Was die Handlung angeht, so sei auf die Darstellung hier bei MAS zu Alessandro Scarlattis gleichnamiger, in den wesentlichen Grundzügen identischer Oper verwiesen.
Musikalisch führt Vivaldi den barocken Opernstil auf die Spitze, indem er die Mittel noch einmal umfassend ausschöpft, aber zugleich verfeinert.
Jean-Christophe Spinosi setzt dies gewohnt zupackend um, wobei er die einleitende Sinfonia dann doch arg ruppig angeht. Diesen missglückten Einstieg verzeiht man ihm aber nur allzu gern, denn anschließend gelingt es ihm, aus dem Ensemble Matheus ein Höchstmaß an Farbigkeit und Differenziertheit herauszukitzeln. Er gebraucht dieses Ausdrucksspektrum nicht nur virtuos im Wechsel der Grundaffekte der Arien, sondern auch innerhalb der einzelnen Nummern mit einer solchen Vielgestaltigkeit, dass nicht ein Moment Langeweile aufkommt - was bei einer Barockoper ein echtes Kunststück ist! Nicht zuletzt wird auch auf die Gestaltung der Rezitative viel Wert gelegt.
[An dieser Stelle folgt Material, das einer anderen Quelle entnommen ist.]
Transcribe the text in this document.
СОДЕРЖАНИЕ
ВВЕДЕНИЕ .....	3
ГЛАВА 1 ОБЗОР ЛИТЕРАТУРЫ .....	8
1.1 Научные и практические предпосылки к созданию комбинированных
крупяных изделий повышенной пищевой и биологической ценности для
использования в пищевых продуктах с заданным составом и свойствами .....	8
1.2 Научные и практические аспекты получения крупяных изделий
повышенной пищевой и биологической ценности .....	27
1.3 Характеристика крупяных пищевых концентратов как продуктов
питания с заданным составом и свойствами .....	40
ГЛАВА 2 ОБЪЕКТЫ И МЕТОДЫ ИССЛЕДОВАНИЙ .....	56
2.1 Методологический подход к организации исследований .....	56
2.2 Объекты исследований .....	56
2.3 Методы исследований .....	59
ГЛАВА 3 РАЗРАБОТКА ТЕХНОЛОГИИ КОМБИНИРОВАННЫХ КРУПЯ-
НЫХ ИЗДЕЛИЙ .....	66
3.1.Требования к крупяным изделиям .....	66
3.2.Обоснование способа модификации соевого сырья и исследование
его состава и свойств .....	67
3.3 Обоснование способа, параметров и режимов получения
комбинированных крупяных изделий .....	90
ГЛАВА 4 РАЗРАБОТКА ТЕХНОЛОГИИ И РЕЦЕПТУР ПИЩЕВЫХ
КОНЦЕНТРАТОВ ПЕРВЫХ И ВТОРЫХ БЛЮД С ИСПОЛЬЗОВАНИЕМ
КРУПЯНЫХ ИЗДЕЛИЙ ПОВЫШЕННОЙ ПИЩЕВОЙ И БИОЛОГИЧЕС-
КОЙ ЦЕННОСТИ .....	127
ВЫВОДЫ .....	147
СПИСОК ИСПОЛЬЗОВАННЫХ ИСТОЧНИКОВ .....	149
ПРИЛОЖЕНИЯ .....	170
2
Nur Staunen kann man darüber, mit welcher Perfektion mittlerweile eine immer breitere Sängerriege Opern dieser Art darzubieten weiß. Bei dieser Produktion ist das Niveau geradezu schwindelerregend hoch und man wartet wie bei Hochseilartisten stets gebannt mit offenem Mund, wann es zum Sturz kommt. Man wartet diesmal vergebens. Es gibt noch nicht einmal einen einzigen Wackler oder Aussetzer. Marie-Nicole Lemieux leidet und zürnt herzerweichend in der Titelpartie. Simone Kermes steigt bereits mit ihrer Auftrittsarie "Vede orgogliosa" atemberaubend schön ein - wann ist überhaupt zuletzt so mitreißend seufzend gesungen worden? Sie liefert sich einen bis zuletzt unentschiedenen Sängerwettstreit mit ihrer virtuos brillierenden Kollegin Verónica Cangemi. Bei den beiden Countertenören bietet der stimmlich scheinbar immer noch präsenter werdende Philippe Jaroussky zwar die reifere Leistung, doch ist auch Iesytn Davies´ Vortrag extrem geläufig. Stefano Ferraris schlanker, durch alle Lagen wohltönender Tenor rundet das positive Gesamtbild ab.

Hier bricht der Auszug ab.